Leistner auf den Spuren von Cantona
Eric Cantona hätte die Aktion von Toni Leistner wohl nur ein müdes Lächeln abgerungen. Als der Franzose im Trikot von Manchester United sich 1995 von einem Fan beleidigt fühlte, nahm der Fußballer das Gesetz in die Hand und rächte sich mit einem Kung-Fu-Tritt. Von einer Kampfsporteinlage war Leistner am Montagabend zwar weit entfernt, dennoch sorgte der 30-Jährige für ein Novum im deutschen Fußball. In Videos ist zu sehen, wie der HSV-Profi nach dem 1:4 seines Klubs in Dresden vor einem Fernseh-Interview von einem Dynamo-Anhänger mit obszönen Gesten verunglimpft wird.

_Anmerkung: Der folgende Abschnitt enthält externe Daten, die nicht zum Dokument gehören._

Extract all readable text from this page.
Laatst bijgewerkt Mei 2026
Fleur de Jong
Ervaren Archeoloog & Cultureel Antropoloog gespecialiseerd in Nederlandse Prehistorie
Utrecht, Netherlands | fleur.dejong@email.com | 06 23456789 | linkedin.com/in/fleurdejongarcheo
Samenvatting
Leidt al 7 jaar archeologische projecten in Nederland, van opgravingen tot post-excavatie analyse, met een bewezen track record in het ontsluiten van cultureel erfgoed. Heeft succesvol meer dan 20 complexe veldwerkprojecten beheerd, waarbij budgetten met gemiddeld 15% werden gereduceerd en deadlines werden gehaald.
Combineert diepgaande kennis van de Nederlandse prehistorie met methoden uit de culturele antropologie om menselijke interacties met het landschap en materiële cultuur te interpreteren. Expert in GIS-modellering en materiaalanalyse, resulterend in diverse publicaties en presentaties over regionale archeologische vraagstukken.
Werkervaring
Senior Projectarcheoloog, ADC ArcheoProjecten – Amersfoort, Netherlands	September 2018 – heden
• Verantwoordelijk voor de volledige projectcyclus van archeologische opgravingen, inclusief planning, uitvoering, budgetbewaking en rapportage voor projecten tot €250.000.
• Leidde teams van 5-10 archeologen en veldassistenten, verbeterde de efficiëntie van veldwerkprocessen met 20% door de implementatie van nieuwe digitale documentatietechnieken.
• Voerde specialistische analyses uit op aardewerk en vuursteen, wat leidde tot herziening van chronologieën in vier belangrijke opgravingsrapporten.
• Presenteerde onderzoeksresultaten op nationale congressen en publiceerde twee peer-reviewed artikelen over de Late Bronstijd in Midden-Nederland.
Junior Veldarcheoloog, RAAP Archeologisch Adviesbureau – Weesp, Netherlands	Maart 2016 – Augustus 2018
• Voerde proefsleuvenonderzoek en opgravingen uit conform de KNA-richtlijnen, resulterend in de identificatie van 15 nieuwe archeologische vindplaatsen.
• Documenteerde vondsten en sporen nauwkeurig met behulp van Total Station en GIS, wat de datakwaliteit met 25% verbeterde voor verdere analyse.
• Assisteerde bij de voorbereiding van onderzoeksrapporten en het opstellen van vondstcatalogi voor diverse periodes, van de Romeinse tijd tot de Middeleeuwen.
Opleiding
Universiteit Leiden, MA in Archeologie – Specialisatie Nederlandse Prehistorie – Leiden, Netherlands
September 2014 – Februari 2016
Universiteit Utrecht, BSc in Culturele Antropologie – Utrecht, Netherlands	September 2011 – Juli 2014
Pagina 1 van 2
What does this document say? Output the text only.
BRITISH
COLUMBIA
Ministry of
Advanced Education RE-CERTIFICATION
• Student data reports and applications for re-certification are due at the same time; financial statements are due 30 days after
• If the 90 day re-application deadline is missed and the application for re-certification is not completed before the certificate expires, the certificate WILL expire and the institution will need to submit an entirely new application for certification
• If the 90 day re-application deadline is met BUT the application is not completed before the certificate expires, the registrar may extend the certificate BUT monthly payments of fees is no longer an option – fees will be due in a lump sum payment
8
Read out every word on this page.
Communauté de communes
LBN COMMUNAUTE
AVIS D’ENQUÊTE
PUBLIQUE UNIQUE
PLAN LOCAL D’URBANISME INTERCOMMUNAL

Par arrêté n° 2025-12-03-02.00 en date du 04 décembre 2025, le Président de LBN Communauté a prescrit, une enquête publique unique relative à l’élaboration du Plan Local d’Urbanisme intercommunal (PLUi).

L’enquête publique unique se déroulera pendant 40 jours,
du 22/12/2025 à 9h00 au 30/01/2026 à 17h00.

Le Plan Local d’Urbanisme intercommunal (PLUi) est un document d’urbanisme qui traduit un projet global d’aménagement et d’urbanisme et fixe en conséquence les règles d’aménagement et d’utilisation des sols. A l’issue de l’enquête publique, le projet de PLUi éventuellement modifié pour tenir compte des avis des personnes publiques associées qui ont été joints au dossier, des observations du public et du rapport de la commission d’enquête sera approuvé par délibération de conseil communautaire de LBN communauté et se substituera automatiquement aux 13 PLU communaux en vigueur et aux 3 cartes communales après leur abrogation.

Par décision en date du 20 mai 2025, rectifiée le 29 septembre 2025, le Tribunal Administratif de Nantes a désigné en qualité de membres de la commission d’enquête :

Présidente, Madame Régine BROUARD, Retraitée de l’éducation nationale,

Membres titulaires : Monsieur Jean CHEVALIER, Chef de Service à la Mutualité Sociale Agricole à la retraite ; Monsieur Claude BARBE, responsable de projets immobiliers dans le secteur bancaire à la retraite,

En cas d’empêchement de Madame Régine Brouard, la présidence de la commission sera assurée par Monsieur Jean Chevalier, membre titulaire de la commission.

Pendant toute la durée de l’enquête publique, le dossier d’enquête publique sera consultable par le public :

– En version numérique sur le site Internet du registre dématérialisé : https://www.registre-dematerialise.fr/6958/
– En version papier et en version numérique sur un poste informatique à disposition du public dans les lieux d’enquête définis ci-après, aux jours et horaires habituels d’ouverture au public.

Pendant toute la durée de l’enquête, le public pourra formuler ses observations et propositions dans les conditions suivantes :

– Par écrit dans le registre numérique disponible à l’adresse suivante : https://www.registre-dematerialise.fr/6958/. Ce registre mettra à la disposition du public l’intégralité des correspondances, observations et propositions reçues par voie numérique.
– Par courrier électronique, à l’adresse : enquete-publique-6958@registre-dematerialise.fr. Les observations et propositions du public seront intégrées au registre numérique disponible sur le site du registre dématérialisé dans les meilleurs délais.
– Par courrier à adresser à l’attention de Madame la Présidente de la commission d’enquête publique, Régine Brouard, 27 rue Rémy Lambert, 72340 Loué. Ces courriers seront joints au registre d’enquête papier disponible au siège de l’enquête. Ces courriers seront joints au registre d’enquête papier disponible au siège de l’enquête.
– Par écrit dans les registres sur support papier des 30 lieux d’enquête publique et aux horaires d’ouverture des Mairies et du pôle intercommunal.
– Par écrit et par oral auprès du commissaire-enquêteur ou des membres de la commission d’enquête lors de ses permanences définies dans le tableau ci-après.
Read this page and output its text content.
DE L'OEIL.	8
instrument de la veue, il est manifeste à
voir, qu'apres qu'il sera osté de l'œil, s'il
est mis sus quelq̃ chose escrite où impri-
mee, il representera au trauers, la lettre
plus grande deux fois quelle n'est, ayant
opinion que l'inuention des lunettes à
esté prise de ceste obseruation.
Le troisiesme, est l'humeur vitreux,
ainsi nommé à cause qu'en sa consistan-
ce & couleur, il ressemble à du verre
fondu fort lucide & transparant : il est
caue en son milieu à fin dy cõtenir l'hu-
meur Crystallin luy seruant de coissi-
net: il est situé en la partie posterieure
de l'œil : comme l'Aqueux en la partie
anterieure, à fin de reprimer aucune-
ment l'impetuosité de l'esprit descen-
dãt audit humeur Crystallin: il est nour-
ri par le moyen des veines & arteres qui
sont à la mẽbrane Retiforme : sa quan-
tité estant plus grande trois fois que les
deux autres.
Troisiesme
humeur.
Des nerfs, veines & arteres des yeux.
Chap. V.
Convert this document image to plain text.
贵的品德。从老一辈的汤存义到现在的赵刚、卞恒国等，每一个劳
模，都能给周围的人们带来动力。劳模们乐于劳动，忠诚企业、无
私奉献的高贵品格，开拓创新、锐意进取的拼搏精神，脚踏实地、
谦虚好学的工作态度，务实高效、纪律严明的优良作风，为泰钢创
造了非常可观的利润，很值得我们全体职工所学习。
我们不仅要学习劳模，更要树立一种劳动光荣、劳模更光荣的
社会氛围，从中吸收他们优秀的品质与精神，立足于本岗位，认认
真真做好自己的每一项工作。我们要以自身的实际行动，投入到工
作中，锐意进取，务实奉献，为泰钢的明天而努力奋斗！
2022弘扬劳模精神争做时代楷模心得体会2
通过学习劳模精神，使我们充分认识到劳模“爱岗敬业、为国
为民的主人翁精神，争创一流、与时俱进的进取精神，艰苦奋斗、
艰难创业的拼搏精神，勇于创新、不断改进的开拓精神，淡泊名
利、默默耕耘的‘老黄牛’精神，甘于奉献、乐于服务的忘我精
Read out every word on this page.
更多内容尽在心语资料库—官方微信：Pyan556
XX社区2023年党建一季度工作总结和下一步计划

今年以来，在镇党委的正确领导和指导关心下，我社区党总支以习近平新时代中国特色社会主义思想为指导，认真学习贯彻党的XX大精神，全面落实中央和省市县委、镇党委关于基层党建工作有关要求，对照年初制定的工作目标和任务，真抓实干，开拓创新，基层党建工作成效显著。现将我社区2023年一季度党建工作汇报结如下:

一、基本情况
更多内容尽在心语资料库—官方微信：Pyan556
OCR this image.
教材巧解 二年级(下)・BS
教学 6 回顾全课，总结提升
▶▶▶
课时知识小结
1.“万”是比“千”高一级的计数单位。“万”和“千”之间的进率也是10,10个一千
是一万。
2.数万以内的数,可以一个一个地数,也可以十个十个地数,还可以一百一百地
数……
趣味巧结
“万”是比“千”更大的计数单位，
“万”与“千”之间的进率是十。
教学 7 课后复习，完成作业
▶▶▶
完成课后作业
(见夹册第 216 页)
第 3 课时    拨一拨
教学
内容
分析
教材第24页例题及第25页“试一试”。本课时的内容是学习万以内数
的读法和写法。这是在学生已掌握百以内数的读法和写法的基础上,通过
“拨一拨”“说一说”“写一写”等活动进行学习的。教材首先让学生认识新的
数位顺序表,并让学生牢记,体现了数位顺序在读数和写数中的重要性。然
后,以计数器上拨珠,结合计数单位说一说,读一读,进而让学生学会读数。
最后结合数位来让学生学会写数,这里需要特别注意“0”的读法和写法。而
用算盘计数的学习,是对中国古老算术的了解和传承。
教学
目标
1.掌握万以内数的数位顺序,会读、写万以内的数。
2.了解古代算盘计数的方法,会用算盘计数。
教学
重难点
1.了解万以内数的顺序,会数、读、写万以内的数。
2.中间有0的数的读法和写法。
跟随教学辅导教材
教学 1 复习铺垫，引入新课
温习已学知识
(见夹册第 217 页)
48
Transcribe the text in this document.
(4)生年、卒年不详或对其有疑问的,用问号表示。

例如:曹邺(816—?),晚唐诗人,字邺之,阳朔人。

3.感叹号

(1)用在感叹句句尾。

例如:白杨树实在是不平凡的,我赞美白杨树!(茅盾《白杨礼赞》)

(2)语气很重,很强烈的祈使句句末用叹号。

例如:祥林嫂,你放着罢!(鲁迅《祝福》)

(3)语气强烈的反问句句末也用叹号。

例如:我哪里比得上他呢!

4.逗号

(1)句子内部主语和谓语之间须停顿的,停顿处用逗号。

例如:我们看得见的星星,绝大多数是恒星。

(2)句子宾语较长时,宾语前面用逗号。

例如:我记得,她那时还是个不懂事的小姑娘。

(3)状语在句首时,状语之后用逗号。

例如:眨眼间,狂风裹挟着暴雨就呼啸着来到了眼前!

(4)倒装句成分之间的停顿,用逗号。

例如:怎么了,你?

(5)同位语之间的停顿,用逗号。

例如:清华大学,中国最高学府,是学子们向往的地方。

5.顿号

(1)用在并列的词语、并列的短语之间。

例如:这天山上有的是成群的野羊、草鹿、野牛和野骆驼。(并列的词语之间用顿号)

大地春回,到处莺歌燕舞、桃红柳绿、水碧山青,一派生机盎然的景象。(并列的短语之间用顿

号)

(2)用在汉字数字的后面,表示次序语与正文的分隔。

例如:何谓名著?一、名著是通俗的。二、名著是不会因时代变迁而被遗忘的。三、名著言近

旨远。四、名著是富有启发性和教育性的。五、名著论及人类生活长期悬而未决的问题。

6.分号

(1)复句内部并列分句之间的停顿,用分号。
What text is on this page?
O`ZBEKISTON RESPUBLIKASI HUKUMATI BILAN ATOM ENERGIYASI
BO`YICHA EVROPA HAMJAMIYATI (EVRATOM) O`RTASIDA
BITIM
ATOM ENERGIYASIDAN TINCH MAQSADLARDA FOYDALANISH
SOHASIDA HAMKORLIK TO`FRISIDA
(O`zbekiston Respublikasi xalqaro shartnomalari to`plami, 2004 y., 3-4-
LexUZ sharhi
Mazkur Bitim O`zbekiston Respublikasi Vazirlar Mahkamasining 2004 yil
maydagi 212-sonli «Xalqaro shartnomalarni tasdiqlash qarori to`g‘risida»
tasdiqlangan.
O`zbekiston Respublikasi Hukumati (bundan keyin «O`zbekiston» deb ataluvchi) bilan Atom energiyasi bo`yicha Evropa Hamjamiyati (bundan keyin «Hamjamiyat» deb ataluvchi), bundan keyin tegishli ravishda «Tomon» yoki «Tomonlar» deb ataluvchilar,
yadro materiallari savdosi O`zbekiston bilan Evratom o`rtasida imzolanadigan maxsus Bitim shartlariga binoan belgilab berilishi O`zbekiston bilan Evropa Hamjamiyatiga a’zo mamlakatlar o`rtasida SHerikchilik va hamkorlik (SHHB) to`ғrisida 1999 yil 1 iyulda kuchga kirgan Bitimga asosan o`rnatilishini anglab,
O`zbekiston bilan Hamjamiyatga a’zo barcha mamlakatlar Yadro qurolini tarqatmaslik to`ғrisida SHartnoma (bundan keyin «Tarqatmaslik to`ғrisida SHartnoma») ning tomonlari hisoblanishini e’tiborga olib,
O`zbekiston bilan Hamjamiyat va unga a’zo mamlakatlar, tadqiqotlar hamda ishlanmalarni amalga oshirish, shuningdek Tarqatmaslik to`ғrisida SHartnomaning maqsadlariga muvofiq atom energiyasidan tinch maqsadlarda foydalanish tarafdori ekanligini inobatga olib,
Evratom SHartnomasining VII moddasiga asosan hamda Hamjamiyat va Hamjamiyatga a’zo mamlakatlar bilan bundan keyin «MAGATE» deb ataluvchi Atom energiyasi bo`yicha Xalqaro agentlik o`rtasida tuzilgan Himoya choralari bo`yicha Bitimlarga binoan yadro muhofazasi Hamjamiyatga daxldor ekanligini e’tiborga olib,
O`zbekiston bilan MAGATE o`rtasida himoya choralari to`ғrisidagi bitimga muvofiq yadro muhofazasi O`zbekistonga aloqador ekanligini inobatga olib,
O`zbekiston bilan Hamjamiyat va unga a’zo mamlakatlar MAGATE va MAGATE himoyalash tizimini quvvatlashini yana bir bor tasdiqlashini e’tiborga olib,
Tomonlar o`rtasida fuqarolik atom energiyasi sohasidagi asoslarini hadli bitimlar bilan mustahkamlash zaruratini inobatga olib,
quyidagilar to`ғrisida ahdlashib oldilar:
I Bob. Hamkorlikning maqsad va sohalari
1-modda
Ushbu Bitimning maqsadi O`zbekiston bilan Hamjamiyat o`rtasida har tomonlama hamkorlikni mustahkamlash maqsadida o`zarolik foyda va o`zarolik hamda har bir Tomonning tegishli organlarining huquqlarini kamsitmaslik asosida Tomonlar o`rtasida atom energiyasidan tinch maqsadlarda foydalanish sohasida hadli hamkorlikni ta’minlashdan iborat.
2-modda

Es folgten Beleidigungen, die laut Leistner unter die Gürtellinie gegen seine Familie, seine Frau und seine Tochter gingen. Danach brannten die Sicherungen durch. Der gebürtige Dresdner griff sich den pöbelnden Dynamo-Fan, schubste ihn zu Boden, ehe umstehende Zuschauer Leistner zurückdrängten, der daraufhin wieder ins Stadioninnere sprang.
Am Tag danach entschuldigte sich der Fußballer in aller Form, was ihn nicht vor einem Ermittlungsverfahren des DFB bewahrt. Zumal die Bilder in Corona-Zeiten mindestens irritierend wirkten. Leistner nahm rüde Abstand von der Abstandsregel.
Bei Selbstjustiz am Arbeitsplatz können die obersten Regelhüter kein Pardon kennen. Auf das Strafmaß darf man gespannt sein, denn es ist ein Präzedenzfall. Bisher spielten sich die Verfehlungen der Bundesliga auf dem Platz ab. Paolo Guerrero, ebenfalls HSV-Profi, traf vor über zehn Jahren einen Fan mit einer Trinkflasche, aus dem Innenraum. Die Folge: 20 000 Euro Strafe und fünf Spiele Sperre. In England war Tottenham-Profi Eric Dier in der vergangenen Saison nach einer zu Leistners Auftritt fast identischen Aktion zu vier Spielen Sperre und einer Geldstrafe von fast 45 000 Euro verurteilt worden.
Eric Cantona erhielt einst acht Monate Sperre und bereute den Kung-Fu-Tritt nicht eine Sekunde lang. Zur Belohnung wählten die United-Fans den Sheriff von Manchester mit der kurzen Zündschnur zu ihrem Fußballer des Jahrhunderts.